The Land Question traces a devastating timeline from 1492’s so-called “discovery” of the New World, through the 1493 Papal Bull that gave European settlers the “right” to conquer Indigenous lands, all the way to the rise of chattel slavery and its afterlives today. Chigumadzi argues that by focusing so heavily on apartheid, the global left has missed how structural dispossession is baked into the liberal international order we’re still living under.

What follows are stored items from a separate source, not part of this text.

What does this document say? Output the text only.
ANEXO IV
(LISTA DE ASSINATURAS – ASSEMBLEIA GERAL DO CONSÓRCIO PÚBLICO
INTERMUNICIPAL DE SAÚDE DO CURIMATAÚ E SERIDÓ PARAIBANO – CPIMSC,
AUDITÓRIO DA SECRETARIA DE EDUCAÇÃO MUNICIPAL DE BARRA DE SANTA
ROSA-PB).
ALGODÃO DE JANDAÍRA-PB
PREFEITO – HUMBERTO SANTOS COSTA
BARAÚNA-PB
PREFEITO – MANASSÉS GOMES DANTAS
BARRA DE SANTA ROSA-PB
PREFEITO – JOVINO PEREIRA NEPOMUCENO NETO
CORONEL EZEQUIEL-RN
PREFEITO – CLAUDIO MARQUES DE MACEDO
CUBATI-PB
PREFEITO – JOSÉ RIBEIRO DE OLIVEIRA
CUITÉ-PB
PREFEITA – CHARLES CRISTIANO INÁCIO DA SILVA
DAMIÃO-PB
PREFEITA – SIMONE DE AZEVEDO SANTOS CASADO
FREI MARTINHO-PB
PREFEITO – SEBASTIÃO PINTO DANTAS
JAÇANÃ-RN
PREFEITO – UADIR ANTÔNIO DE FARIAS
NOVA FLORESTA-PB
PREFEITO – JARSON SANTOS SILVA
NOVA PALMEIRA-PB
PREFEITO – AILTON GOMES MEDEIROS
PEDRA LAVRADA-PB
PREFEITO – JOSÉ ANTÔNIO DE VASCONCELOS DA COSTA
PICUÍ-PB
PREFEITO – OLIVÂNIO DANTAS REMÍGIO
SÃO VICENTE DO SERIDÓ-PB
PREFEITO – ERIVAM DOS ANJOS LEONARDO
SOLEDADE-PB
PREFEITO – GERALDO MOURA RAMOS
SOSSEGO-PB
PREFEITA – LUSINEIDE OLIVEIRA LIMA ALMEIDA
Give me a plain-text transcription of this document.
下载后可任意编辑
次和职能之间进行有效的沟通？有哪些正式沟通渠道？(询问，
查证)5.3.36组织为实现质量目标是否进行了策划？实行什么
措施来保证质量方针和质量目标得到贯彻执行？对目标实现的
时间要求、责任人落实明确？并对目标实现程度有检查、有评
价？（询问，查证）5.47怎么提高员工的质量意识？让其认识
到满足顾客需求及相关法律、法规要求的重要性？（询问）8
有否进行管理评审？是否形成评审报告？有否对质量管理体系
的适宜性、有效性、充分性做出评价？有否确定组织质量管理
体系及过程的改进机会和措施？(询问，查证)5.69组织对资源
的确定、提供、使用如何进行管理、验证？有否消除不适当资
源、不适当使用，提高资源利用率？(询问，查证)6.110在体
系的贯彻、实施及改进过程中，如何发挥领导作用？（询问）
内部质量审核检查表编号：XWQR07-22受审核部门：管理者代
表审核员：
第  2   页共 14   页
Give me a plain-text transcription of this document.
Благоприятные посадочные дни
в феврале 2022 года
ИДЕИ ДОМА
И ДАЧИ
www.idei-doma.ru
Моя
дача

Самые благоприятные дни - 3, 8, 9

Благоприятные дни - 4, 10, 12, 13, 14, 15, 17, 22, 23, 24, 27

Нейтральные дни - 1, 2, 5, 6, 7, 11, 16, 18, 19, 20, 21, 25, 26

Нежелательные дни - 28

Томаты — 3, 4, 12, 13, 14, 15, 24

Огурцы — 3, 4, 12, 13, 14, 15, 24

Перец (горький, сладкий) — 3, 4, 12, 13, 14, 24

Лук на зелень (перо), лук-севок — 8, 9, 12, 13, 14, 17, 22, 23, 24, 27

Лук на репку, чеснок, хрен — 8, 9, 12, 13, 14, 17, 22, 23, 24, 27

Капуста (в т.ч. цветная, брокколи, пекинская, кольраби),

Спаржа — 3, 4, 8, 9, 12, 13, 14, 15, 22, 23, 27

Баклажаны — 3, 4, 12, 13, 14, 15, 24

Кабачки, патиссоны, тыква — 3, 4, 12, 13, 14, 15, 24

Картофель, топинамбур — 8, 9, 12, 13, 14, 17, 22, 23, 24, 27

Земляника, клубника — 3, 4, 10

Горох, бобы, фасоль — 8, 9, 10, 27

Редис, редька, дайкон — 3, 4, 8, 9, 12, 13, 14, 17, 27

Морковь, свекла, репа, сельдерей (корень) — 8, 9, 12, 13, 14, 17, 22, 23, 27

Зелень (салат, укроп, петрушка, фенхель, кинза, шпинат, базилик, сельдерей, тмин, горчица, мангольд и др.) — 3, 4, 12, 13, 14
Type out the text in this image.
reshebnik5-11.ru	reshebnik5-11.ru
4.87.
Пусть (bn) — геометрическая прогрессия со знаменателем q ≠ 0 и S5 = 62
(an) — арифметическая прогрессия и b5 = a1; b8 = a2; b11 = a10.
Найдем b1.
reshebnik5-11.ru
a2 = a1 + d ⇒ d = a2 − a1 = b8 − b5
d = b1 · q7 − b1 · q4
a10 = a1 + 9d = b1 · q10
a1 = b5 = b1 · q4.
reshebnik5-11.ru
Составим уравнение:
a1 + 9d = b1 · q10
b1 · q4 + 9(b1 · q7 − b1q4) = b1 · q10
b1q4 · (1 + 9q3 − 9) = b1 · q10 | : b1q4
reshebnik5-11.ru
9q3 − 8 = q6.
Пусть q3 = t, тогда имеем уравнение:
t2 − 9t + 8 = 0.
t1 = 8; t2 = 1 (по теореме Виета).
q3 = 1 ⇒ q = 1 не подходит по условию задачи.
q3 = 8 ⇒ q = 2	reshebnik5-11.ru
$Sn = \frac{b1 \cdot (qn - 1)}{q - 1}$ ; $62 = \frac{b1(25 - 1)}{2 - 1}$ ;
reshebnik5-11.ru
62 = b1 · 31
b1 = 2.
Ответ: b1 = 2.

Here’s the kicker: South Africa didn’t start as just “a society with slaves”, it was a full-blown slave society where enslaved people outnumbered the settlers. And you can’t understand apartheid-era laws like the Masters and Servants Acts without understanding the master-slave relations at the Cape centuries earlier. Slavery wasn’t a footnote; it was the blueprint.

Chigumadzi also calls out how Black South African intellectuals, especially Black feminist scholars and artists, have been erased from global conversations about apartheid, even though they’ve been doing the crucial work of illuminating slavery’s afterlives in the post-apartheid era. She shouts out the groundbreaking contributions of Gabeba Baderoon, Desiree Lewis, Yvette Abrahams, Zoë Wicomb, Pumla Dineo Gqola, Yvette Christiansë, Rayda Jacobs, Berni Searle, Dianna Ferrus, and Gail Smith.

This isn’t just academic theory, it’s a paradigm shift that changes how we understand power, land, and liberation today.